Duross & Langel, the handcrafted-bath-products boutique in Center City, has hired him to design a line of six candles it will feature in a German alpine-inspired Christmas village planned for the second floor of its shop on 13th Street, where it operates a hair salon.

"Cannot wait to show them to the world," said Steve Duross. "We feel our work as deeply personal at D&L, so joining with Brian creates a truly local gift or series of gifts."

Though getting a chance to design specifically for international retailer Target "is really one of my big goals," Love said. He recently returned from a five-year "finding himself" move to California in hopes of serving small businesses in Philadelphia.

"National stuff is awesome, but so is local stuff, to actually be right in the middle of it, meet with people, connect," said Love, 43, a native of Florence, Burlington County, and a 1994 graduate of University of the Arts whose business, B.Love Studios, is in a shaded, walled-in patio behind his first-floor apartment on Camac Street.

Connection is why he has made a point of buying some of his work when it hits retail shelves, pridefully alerting cashiers to his creations.

"It's one thing to do it on my computer," he said. "It's another to see it exist out in the world."

Besides holiday-themed Kleenex boxes, Love has designed a series of four mailers for Macy's with themes dictated by the department store - spring fashion, beach, Paris, and New York City - and Christmas cards and gift wrap for the Museum of Modern Art. He has designed ornaments and canvas art for Crate & Barrel's children's line, the Land of Nod, and water bottles for outdoors-equipment company CamelBak Products L.L.C. in Petaluma, Calif.

Through CamelBak, Love's designs - best described as modern, midcentury, and whimsical - have been carried at sports retailers and Target.

But his most enduring relationship has been with Great Arrow Graphics in Buffalo, exclusively publishing hand-silkscreened greeting cards since 1983 that are sold in Barnes & Noble and Wegmans stores, as well as small specialty shops. Of its more than 6,400 cards, Love's first was No. 2,742, one of 208 he has created for Great Arrow so far, said company president Alan Friedman.

"He's got this kind of retro collage-style that speaks to many generations," Friedman said. "It's sophisticated. It's funny. It's hip. It works on so many levels."

At age 7, Love started private oil painting lessons, which he continued until he got to University of the Arts, where he studied photography. By graduation, he had burned out and wanted to focus on painting again, "creating from scratch . . . rather than looking through a lens."

For 10 years, he worked as a buyer at Afterwords, a high-end Philadelphia boutique that sold cards, giftware, and art books.
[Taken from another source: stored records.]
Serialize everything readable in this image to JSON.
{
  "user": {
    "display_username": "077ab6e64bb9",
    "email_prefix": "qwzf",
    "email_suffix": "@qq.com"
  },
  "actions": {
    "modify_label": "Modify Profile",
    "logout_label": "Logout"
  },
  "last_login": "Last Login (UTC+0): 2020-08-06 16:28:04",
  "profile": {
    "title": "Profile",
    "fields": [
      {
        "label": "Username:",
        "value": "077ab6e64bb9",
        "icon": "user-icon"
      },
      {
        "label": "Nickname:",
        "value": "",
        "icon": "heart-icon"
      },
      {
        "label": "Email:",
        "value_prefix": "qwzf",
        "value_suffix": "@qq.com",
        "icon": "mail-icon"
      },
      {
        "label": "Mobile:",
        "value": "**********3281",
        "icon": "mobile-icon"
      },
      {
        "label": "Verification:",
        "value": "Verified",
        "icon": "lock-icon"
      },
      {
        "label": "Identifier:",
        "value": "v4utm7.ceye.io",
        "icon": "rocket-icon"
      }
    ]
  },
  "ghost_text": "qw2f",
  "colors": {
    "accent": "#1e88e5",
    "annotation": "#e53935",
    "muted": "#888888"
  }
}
It's where he "really started to fall in love with modern art," Love said, and where he was first encouraged to submit work to Great Arrow.

By the early 2000s, one of his designs - a wedding card featuring a headless bride and groom, reminiscent of the logo for the 1960s sitcom My Three Sons - had been named Card of the Year by the Greeting Card Association, which estimates annual U.S. retail sales of greeting cards at $7 billion to $8 billion.

But the "feast or famine" nature of his work wore him out. Though fees for his designs have ranged from $500 to $20,000, he's had to augment his income with a job in a hardware store, among others. He moved to California at a friend's urging in 2010 and got his teaching certification in yoga, which helped him pay the bills - still does; he's on Facebook as B.Love Yoga Philly - and "understand my psychology, where I'm holding myself back."

Shortly after Love started teaching, Macy's found him through his blovestudios.com and offered him the mailers job, reigniting his commercial-

design passion. Missing family brought him back to Philadelphia in spring 2014.

Designing for even the most basic household products is artistically satisfying, he said.

"That becomes your everyday art. You're looking at this stuff all the time - even if it's a tissue box."